Masih ada yang lain. Walaupun kau nggak mengganggapku saat ini, masih
ada Lita, mamAH, Dias, Didik, Hanyo, dkk. Ungkapkan semuanya. Sebagai
sahabat, kami semua sangat sayang padamu.
Atau mungkin jika dia hanya punya masalah denganku... Aku benar-benar minta maaf.
Bukan aku mengacuhkanmu.
Tapi, dengan begini bukankah diacuhkan itu tidak menyenangkan?
Begitulah denganku saat itu.
Dibiarkan.
Dan bukan hanya Saki, ini untuk semua PUSEFA.
Aku minta maaf.
Mungkin ini benar apa yang dikatakan Dias, ini adalah bagian yang nggak aku sukai dengan menjadi dewasa.
Aku tahu kalian sibuk dengan kegiatan masing-masing.
Aku terlalu bodoh untuk mengharapkan balasan atas randomku itu.
Setidaknya, terima kasih sudah membaca pernyataanku selama ini.
Aku tahu au memang nggak penting.
Aku nggak tau.
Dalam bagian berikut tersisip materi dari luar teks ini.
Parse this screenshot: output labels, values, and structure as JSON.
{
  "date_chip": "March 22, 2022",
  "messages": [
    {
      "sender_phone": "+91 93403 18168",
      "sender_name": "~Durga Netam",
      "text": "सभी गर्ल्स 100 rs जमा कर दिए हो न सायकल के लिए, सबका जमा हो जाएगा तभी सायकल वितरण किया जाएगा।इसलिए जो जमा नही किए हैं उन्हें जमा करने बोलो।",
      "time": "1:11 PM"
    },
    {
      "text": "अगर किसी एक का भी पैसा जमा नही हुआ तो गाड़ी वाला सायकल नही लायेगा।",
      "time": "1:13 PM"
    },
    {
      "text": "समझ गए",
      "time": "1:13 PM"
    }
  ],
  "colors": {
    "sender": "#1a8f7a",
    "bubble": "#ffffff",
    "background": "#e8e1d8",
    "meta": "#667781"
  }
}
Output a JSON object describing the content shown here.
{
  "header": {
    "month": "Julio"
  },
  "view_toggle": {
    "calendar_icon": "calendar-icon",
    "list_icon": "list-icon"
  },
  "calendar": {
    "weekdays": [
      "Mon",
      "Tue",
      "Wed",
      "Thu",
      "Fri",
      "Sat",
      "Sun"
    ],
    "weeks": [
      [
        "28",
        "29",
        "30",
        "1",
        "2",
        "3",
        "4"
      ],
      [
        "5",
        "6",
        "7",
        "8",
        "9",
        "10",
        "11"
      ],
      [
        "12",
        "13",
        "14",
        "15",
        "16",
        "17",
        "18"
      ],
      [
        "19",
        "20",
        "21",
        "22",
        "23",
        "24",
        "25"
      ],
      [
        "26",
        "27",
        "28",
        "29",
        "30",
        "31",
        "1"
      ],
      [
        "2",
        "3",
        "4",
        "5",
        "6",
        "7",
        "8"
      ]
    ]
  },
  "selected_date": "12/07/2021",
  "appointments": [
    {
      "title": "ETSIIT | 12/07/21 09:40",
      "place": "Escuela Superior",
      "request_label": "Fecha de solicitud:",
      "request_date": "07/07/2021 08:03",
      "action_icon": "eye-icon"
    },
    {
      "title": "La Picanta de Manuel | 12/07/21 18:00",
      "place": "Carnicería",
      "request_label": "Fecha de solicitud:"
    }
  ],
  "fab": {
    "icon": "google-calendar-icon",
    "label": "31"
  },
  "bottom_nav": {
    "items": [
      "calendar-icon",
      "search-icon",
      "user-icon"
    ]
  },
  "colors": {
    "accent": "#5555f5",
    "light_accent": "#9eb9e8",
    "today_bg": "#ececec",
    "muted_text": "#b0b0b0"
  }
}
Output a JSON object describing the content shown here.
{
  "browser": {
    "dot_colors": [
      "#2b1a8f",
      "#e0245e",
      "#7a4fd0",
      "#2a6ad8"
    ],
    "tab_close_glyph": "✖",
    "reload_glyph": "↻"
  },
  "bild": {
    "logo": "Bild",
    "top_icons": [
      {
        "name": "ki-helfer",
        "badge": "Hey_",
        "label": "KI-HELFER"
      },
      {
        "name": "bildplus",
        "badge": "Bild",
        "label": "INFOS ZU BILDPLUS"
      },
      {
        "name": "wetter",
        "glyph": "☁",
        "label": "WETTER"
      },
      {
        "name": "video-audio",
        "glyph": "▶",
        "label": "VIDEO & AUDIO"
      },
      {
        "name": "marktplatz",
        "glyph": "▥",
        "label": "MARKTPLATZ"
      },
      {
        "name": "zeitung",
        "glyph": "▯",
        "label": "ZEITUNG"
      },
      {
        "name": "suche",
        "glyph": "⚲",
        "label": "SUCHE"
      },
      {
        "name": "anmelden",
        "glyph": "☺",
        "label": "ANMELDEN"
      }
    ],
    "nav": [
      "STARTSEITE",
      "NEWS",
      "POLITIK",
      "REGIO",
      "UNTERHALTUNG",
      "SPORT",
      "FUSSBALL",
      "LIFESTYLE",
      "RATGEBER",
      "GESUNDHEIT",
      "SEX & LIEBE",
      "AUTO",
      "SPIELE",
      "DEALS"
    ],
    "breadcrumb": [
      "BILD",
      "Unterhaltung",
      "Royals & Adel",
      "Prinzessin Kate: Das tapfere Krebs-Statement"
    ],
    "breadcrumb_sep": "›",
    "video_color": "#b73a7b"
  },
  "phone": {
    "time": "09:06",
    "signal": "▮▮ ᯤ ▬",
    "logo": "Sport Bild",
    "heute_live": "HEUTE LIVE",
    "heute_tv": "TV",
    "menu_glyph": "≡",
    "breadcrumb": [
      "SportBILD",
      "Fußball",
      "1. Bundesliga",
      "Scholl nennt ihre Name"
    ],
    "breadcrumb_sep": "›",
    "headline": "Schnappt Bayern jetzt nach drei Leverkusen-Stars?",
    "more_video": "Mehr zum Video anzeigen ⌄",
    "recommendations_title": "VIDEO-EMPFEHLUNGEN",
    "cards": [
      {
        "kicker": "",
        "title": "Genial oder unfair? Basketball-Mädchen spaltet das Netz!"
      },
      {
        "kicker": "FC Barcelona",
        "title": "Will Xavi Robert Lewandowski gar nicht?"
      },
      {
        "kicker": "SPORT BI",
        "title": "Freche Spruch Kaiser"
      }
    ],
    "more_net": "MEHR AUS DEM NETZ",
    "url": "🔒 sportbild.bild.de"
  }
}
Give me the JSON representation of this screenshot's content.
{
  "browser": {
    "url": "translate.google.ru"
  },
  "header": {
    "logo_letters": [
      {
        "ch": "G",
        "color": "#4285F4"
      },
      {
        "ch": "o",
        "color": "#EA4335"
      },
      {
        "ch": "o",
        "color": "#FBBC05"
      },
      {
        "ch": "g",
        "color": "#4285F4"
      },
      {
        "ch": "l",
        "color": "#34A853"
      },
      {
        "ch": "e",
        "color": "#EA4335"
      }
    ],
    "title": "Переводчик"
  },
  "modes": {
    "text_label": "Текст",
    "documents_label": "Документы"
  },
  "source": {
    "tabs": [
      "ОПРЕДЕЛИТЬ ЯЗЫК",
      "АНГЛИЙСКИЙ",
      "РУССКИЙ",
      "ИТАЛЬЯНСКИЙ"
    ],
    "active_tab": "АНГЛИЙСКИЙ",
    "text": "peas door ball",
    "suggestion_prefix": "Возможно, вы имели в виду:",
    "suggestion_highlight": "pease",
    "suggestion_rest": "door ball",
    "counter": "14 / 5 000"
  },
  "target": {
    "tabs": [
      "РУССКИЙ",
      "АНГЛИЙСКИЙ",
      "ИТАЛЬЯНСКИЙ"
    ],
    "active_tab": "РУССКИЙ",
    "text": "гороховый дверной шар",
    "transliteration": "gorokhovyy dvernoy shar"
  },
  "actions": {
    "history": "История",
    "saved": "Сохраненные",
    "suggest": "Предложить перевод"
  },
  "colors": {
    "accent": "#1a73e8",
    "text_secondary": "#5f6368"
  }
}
Aku nggak tau apakah kalian akan membaca ini sampai akhir.
Aku nggak tau apakah sampai baris ini, pandangan kalian terhadapku akan berubah menjadi lebih buruk.
Dan mungkin kalian akan menjauhiku atau malah nggak mau mengenalku dan memutuskan hubungan denganku.
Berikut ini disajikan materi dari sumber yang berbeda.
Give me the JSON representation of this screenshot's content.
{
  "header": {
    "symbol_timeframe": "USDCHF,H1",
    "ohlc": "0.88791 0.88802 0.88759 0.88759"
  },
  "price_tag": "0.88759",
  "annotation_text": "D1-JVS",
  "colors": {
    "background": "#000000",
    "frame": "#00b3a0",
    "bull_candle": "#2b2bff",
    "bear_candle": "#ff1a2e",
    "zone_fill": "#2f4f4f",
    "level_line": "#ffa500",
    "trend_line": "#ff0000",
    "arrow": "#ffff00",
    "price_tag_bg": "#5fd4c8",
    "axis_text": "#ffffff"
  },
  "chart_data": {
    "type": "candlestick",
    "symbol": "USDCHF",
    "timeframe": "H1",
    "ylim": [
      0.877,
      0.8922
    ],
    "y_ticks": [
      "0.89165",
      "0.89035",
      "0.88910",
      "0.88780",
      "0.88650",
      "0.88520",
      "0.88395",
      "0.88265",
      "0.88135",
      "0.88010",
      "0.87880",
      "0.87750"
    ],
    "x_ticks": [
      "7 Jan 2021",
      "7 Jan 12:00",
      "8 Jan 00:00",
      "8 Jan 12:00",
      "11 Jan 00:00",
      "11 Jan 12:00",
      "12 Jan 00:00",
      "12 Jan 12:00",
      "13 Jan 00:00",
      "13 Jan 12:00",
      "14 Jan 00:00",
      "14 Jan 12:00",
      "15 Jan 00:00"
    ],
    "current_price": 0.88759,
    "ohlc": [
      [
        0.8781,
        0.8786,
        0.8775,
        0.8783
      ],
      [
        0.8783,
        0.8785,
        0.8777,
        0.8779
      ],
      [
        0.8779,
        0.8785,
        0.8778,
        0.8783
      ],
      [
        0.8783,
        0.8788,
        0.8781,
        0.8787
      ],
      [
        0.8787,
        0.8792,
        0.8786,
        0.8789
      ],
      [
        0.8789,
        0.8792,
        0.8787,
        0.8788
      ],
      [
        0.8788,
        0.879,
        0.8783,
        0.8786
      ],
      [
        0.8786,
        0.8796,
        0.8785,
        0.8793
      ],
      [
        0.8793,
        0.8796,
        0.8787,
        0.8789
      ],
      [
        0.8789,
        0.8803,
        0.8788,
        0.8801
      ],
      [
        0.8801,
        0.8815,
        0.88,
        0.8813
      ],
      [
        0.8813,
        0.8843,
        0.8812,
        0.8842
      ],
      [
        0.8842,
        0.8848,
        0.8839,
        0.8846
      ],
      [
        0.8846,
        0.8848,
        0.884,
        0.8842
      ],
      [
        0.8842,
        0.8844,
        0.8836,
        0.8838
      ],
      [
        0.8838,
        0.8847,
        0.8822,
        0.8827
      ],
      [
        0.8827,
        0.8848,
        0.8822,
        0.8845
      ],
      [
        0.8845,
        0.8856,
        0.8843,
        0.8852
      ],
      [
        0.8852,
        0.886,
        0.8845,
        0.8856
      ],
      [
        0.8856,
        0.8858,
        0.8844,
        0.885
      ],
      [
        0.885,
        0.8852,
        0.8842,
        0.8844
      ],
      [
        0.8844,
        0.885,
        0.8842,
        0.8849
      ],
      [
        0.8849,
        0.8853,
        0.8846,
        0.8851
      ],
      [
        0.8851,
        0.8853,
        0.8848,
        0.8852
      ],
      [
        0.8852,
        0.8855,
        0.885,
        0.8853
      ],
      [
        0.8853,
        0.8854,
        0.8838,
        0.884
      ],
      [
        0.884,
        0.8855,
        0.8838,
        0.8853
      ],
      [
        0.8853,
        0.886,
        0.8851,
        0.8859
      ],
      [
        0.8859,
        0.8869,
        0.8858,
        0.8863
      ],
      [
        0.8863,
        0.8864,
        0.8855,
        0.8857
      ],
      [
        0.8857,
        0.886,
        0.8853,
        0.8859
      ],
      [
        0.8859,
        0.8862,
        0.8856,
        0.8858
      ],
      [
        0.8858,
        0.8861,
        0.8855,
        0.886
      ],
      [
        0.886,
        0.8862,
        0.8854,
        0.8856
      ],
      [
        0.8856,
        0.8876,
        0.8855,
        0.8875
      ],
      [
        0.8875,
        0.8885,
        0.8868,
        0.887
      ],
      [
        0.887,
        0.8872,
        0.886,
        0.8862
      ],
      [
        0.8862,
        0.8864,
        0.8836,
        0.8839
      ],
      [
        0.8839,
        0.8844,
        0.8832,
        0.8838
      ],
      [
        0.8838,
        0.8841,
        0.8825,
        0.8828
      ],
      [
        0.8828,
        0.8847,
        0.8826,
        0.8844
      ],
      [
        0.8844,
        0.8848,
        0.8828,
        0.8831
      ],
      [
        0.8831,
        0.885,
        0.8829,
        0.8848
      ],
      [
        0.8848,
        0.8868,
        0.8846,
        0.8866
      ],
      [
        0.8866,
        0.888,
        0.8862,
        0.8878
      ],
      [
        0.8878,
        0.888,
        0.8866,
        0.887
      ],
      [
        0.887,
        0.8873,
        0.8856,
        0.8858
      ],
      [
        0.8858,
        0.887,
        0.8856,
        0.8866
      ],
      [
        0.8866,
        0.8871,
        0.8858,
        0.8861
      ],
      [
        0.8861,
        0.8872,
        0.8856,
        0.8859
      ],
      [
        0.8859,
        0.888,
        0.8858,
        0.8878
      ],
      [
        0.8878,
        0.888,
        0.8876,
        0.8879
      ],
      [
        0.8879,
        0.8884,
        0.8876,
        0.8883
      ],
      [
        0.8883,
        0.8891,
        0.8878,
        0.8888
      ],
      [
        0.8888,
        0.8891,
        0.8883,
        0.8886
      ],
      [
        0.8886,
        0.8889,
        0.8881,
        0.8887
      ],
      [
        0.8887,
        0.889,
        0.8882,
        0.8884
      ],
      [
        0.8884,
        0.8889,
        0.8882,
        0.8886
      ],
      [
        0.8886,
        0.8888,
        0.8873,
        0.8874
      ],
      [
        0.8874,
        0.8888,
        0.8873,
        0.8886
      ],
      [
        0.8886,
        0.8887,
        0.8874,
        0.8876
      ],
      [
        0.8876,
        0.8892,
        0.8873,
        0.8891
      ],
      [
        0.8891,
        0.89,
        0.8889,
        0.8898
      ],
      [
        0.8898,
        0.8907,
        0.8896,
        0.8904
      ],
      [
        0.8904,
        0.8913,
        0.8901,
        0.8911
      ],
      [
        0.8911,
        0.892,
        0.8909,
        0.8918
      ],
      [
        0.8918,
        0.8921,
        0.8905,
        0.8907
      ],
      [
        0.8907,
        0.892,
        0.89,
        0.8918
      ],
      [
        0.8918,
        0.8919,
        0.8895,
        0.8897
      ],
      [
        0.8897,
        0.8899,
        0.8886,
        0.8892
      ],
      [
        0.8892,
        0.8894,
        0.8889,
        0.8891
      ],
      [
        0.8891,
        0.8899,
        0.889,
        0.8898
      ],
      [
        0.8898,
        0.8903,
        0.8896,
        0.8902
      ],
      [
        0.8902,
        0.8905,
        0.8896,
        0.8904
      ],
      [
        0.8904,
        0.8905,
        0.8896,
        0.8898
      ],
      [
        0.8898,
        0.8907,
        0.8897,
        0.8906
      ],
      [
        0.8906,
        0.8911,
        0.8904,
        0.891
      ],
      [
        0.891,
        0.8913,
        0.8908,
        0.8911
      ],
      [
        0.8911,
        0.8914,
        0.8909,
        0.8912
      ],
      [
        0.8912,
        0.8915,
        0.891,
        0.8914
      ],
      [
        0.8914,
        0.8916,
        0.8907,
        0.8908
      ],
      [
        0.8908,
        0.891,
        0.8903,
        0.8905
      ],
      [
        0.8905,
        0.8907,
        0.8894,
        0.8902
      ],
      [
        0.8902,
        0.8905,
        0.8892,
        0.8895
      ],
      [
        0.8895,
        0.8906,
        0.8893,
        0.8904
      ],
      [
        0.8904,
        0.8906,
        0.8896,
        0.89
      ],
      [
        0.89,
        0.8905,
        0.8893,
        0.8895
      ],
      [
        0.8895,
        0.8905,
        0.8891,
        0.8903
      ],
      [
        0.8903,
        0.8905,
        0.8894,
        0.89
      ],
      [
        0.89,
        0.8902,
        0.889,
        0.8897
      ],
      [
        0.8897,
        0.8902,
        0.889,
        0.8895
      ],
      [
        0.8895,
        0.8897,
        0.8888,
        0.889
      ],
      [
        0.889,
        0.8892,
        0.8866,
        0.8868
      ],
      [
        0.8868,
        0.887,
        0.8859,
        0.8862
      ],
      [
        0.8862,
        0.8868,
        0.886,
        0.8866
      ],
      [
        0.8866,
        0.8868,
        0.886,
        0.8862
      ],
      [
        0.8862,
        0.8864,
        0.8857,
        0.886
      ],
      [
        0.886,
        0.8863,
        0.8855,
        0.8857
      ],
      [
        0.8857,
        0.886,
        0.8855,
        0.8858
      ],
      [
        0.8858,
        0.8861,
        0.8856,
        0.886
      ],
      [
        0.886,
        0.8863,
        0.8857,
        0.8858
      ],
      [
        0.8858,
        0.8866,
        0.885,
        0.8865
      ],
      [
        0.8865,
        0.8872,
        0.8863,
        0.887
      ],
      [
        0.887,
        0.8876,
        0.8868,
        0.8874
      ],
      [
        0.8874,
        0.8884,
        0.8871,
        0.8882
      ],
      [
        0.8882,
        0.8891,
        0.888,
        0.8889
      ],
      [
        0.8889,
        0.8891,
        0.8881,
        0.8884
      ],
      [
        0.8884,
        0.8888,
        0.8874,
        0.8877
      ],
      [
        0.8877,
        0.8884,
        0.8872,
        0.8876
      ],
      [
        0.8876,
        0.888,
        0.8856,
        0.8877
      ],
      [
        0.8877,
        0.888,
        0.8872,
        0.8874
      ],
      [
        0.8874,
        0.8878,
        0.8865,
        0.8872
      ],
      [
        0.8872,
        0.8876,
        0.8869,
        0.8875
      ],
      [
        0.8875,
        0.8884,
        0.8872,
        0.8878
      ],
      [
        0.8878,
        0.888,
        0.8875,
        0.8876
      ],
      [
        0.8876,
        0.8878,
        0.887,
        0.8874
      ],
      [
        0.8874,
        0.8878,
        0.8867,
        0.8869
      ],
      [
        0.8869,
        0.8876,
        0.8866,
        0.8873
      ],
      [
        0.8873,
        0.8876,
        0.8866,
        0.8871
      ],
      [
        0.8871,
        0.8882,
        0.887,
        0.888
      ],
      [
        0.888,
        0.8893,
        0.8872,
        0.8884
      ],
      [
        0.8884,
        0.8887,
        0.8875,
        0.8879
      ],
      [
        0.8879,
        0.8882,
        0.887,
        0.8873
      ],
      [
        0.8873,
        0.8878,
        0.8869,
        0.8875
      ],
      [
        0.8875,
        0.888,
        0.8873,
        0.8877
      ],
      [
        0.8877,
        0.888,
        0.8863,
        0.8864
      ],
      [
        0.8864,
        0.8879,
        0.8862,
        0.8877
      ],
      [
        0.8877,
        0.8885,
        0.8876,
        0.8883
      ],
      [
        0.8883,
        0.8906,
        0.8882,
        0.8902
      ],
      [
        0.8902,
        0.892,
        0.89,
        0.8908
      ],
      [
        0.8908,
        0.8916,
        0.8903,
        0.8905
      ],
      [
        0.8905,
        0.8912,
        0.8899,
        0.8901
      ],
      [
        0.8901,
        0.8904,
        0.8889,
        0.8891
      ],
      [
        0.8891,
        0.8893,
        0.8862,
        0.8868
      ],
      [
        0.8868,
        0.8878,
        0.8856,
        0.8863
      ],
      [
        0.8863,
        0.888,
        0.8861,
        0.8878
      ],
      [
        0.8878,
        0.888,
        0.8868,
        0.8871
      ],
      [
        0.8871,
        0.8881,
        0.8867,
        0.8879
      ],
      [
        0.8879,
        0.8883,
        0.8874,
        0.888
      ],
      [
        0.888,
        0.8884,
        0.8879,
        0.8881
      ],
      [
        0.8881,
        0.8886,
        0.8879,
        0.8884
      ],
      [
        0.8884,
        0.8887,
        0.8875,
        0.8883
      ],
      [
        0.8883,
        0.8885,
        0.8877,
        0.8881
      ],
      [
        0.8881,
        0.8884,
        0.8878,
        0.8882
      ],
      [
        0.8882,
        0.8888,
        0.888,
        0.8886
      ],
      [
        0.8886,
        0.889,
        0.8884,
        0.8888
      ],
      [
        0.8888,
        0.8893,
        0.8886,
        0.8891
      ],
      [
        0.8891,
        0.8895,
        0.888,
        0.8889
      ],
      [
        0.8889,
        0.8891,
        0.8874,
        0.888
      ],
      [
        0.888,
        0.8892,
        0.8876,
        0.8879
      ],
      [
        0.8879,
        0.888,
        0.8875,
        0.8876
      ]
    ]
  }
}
Tapi dengan aku menulis seperti ini, setidaknya yang ada dalam diriku tersampaikan.
Ini kritik buat PUSEFA.
Aku harap ini menjadi kritik yang membangun.
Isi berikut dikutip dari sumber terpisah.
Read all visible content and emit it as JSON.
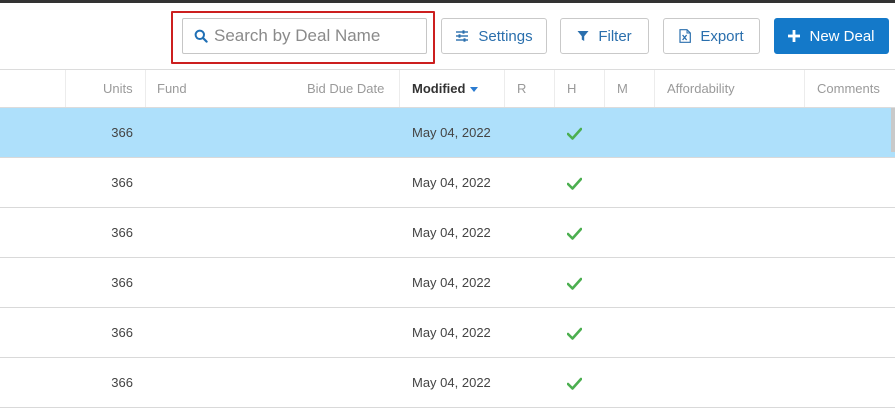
{
  "toolbar": {
    "search_placeholder": "Search by Deal Name",
    "settings_label": "Settings",
    "filter_label": "Filter",
    "export_label": "Export",
    "new_deal_label": "New Deal"
  },
  "columns": {
    "units": "Units",
    "fund": "Fund",
    "bid_due_date": "Bid Due Date",
    "modified": "Modified",
    "r": "R",
    "h": "H",
    "m": "M",
    "affordability": "Affordability",
    "comments": "Comments"
  },
  "rows": [
    {
      "units": "366",
      "modified": "May 04, 2022",
      "h_checked": true,
      "selected": true
    },
    {
      "units": "366",
      "modified": "May 04, 2022",
      "h_checked": true,
      "selected": false
    },
    {
      "units": "366",
      "modified": "May 04, 2022",
      "h_checked": true,
      "selected": false
    },
    {
      "units": "366",
      "modified": "May 04, 2022",
      "h_checked": true,
      "selected": false
    },
    {
      "units": "366",
      "modified": "May 04, 2022",
      "h_checked": true,
      "selected": false
    },
    {
      "units": "366",
      "modified": "May 04, 2022",
      "h_checked": true,
      "selected": false
    }
  ],
  "colors": {
    "accent": "#1479c9",
    "selected_row": "#aee0fb",
    "highlight_border": "#cc1f1f",
    "check_green": "#4caf50"
  },
  "sort": {
    "column": "modified",
    "direction": "desc"
  }
}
Atau setidaknya itulah keinginku yang naif ini.
Sheyt!
Terlalu naif memang.
Tapi aku rasa itu perlu dalam hubungan persahabatan.
Bagaikan
PUSEFA sedang menaiki Ferris Wheel, ada kalanya ada di puncak dan
takjub terhanyut menikmati keindahan bersama dan ada kalanya di bawah
dan merasakan sensasi mualnya saat turun dengan kencang.
Aku nggak ada magsud untuk memecah-belah PUSEFA.
Aku nggak bermaksud untuk mengakhir hubungan dengan PUSEFA.
Aku tetap berharap bahwa PUSEFA akan selalu bisa terikat satu sama lain.
Naif.
Hiperbola.
Nggak penting.
Tapi ini yang mau aku keluarkan.
Jika PUSEFA nggak suka, silakan berkomentar PEDAS buatku.
Salahkan aku.
Sheyt!
Taikkucing!
Sekali lagi aku minta maaf untuk semuanya.
Dan terima kasih.
NB.
Abaikan umpatan.
Ini campur aduk antara marah karena greget, sedih karena dicampakkan, dan senang karena lega.